Podolski w tarapatach po meczu pożegnalnym w Kolonii. Grozi mu kara

Lukas Podolski może stanąć przed koniecznością zapłacenia grzywny po tym, jak podczas swojego meczu pożegnalnego w Kolonii odpalił racę, przekonuje "BILD". Jego „Danke-Spiel” zgromadziło na stadionie 50 tysięcy fanów, ale moment, w którym zawodnik Górnika Zabrze wspiął się na barierkę z płonącą racą, zwrócił uwagę policji.

Lukas Podolski
Obserwuj nas w
dpa picture alliance / Alamy Na zdjęciu: Lukas Podolski

Podolski może zostać ukarany za odpalenie racy

Lukas Podolski, znany z głębokiej więzi z kibicami, postanowił pożegnać się z nimi w spektakularny sposób. Niestety, odpalenie pirotechniki na stadionach w Niemczech jest surowo zabronione. Policja w Kolonii prowadzi obecnie dochodzenie w sprawie tego incydentu, ponieważ użycie rac w miejscach publicznych, w tym na stadionach, jest traktowane jako wykroczenie. Podolski może w najbliższych dniach otrzymać oficjalne wezwanie do złożenia wyjaśnień, co prawdopodobnie zakończy się nałożeniem grzywny.

POLECAMY TAKŻE

Za ewentualne ukaranie piłkarza odpowiadać będzie miasto Kolonia, które zajmuje się egzekwowaniem kar w takich sprawach. Cała sytuacja rzuca cień na emocjonalne pożegnanie piłkarza z FC Koeln, które było wielkim świętem na RheinEnergie Stadion.

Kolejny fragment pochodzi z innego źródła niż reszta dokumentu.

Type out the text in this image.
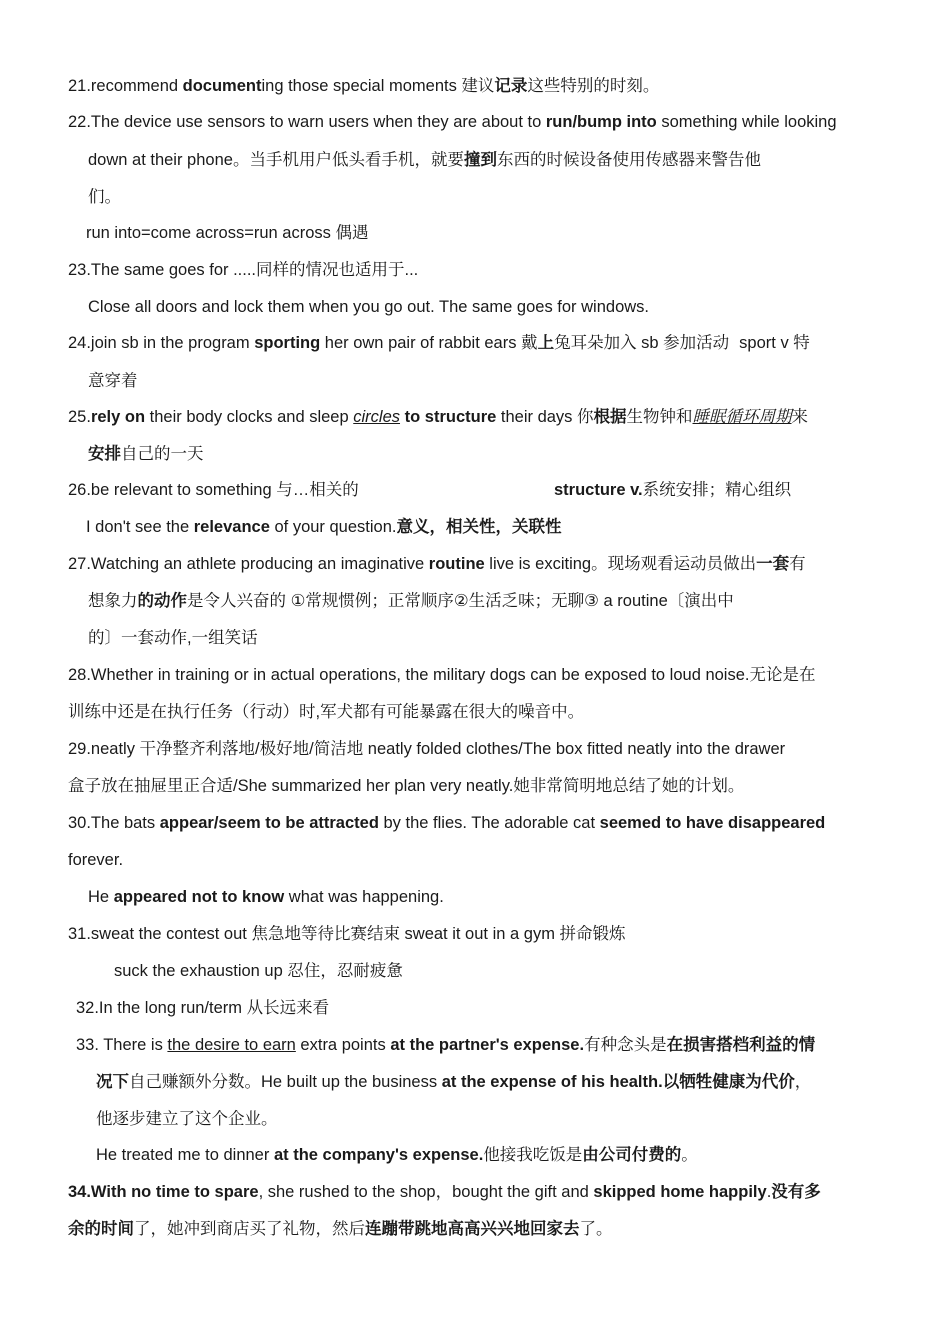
21.recommend documenting those special moments 建议记录这些特别的时刻。
22.The device use sensors to warn users when they are about to run/bump into something while looking
down at their phone。当手机用户低头看手机，就要撞到东西的时候设备使用传感器来警告他
们。
run into=come across=run across 偶遇
23.The same goes for .....同样的情况也适用于...
Close all doors and lock them when you go out. The same goes for windows.
24.join sb in the program sporting her own pair of rabbit ears 戴上兔耳朵加入 sb 参加活动 sport v 特
意穿着
25.rely on their body clocks and sleep circles to structure their days 你根据生物钟和睡眠循环周期来
安排自己的一天
26.be relevant to something 与…相关的	structure v.系统安排；精心组织
I don't see the relevance of your question.意义，相关性，关联性
27.Watching an athlete producing an imaginative routine live is exciting。现场观看运动员做出一套有
想象力的动作是令人兴奋的 ①常规惯例；正常顺序②生活乏味；无聊③ a routine〔演出中
的〕一套动作,一组笑话
28.Whether in training or in actual operations, the military dogs can be exposed to loud noise.无论是在
训练中还是在执行任务（行动）时,军犬都有可能暴露在很大的噪音中。
29.neatly 干净整齐利落地/极好地/简洁地 neatly folded clothes/The box fitted neatly into the drawer
盒子放在抽屉里正合适/She summarized her plan very neatly.她非常简明地总结了她的计划。
30.The bats appear/seem to be attracted by the flies. The adorable cat seemed to have disappeared
forever.
He appeared not to know what was happening.
31.sweat the contest out 焦急地等待比赛结束 sweat it out in a gym 拼命锻炼
suck the exhaustion up 忍住，忍耐疲惫
32.In the long run/term 从长远来看
33. There is the desire to earn extra points at the partner's expense.有种念头是在损害搭档利益的情
况下自己赚额外分数。He built up the business at the expense of his health.以牺牲健康为代价，
他逐步建立了这个企业。
He treated me to dinner at the company's expense.他接我吃饭是由公司付费的。
34.With no time to spare, she rushed to the shop，bought the gift and skipped home happily.没有多
余的时间了，她冲到商店买了礼物，然后连蹦带跳地高高兴兴地回家去了。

Volker Lange, były dyrektor policji i koordynator operacyjny w stadionie w Kolonii, publicznie skrytykował działania Podolskiego. W swoim oświadczeniu podkreślił, że piłkarz, jako osoba publiczna, powinien być wzorem do naśladowania, zwłaszcza jeśli w przyszłości zamierza objąć jakąkolwiek funkcję w klubie FC Koeln. – Po pierwsze, to jest zakazane. Po drugie, on daje zły przykład. A po trzecie, ktoś, kto będzie pełnił odpowiedzialne funkcje w klubie, powinien być wzorem – także w takich sytuacjach – powiedział Lange.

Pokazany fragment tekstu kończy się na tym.